Kein Lebenslauf, keine Bewerbungsmappe, sondern nur ein Test und ein Gespräch: So kamen jetzt acht junge Leute zu einem Platz.
„Meet & Match“So besorgt sich Lanxess im Chempark Leverkusen neue Auszubildende
Bewerbungen schreiben, das fällt den wenigsten leicht. Der Prozess vom Anschreiben über Eignungstest bis zum Kennenlerngespräch ist häufig zeitaufwendig: Für Leute, die einen Ausbildungsplatz suchen. Und für die Unternehmen.

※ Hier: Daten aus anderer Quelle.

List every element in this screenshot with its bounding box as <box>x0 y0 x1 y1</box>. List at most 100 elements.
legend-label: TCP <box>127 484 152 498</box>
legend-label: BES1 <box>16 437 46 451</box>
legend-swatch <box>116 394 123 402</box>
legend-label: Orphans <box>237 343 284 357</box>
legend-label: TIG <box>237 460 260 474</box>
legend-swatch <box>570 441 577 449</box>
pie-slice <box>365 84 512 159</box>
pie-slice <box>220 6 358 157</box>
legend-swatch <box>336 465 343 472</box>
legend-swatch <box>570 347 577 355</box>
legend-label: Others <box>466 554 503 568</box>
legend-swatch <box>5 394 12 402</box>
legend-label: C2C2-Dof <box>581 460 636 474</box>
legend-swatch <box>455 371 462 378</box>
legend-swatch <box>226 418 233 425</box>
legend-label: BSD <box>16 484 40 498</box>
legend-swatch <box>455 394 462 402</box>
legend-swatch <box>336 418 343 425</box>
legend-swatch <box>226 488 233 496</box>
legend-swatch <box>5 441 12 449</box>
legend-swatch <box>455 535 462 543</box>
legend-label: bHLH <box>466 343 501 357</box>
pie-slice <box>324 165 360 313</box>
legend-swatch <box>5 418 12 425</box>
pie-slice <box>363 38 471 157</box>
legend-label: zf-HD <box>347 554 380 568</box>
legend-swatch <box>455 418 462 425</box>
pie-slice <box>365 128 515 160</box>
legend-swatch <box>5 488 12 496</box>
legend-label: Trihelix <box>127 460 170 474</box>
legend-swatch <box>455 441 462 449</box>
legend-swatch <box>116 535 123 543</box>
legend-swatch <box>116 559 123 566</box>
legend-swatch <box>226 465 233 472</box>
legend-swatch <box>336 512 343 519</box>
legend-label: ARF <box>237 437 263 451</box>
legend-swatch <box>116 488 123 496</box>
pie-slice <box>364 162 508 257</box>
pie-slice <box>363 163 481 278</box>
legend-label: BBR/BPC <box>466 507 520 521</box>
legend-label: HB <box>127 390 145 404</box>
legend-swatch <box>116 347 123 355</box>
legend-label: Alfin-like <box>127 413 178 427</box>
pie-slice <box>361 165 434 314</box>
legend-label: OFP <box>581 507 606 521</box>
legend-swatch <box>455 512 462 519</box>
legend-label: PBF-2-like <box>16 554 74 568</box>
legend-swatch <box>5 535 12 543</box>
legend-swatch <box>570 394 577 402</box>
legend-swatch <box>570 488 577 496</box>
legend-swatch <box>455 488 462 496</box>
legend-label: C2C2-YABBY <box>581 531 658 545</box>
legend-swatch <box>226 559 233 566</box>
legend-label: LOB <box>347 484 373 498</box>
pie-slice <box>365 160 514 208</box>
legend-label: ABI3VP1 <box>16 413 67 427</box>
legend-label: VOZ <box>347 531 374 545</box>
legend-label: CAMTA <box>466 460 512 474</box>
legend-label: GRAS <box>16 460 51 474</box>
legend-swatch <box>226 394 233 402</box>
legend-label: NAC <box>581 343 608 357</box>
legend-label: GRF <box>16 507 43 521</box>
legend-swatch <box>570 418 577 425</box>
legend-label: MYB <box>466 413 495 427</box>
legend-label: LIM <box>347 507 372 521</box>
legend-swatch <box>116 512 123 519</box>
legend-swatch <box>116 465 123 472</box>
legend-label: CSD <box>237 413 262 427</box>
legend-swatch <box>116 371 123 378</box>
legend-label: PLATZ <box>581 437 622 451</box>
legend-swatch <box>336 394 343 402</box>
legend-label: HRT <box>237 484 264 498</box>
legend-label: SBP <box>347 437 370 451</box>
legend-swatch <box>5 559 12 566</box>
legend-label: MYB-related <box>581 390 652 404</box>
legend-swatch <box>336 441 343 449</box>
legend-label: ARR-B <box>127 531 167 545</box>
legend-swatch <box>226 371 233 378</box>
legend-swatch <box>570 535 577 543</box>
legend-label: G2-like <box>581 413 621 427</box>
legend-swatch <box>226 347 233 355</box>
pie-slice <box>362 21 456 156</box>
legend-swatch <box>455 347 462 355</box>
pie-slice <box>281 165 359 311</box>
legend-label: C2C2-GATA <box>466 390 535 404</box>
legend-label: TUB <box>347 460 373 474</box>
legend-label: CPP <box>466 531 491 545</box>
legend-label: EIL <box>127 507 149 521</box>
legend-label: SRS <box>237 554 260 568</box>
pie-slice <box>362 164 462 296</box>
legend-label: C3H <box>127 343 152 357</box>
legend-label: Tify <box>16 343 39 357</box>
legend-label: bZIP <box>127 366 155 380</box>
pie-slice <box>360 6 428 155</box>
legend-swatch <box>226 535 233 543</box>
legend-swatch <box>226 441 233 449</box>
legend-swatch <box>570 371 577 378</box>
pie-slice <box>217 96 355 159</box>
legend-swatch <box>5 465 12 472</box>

Muss das so sein? Nicht unbedingt, lautet die Antwort beim Spezialchemie-Konzern Lanxess. Also wurde am Samstag ein anderer Weg zum Ausbildungsplatz ausprobiert. Bei „Meet & Match – Dreh dein Ding!“ wurden im Chempark offene Ausbildungsstellen als Industrie- oder Anlagenmechaniker angeboten.
Es wird alles schneller
„Früher hat man noch mit der Hand geschrieben, heute können künstliche Intelligenzen Bewerbungsunterlagen zusammenstellen“, sagt Ursula Weißhaupt, Ideengeberin und Ausbildungsreferentin für technische und kaufmännische Berufe bei Lanxess. Dass man sich den neuen Umständen anpassen muss, da ist sie sich sicher: „Bei Jugendlichen wird alles schneller. Die Welt lebt von kurzen Whatsapp-Nachrichten“. Anschreiben und Lebenslauf seien zweitrangig, „wichtig ist, wie jemand ist“.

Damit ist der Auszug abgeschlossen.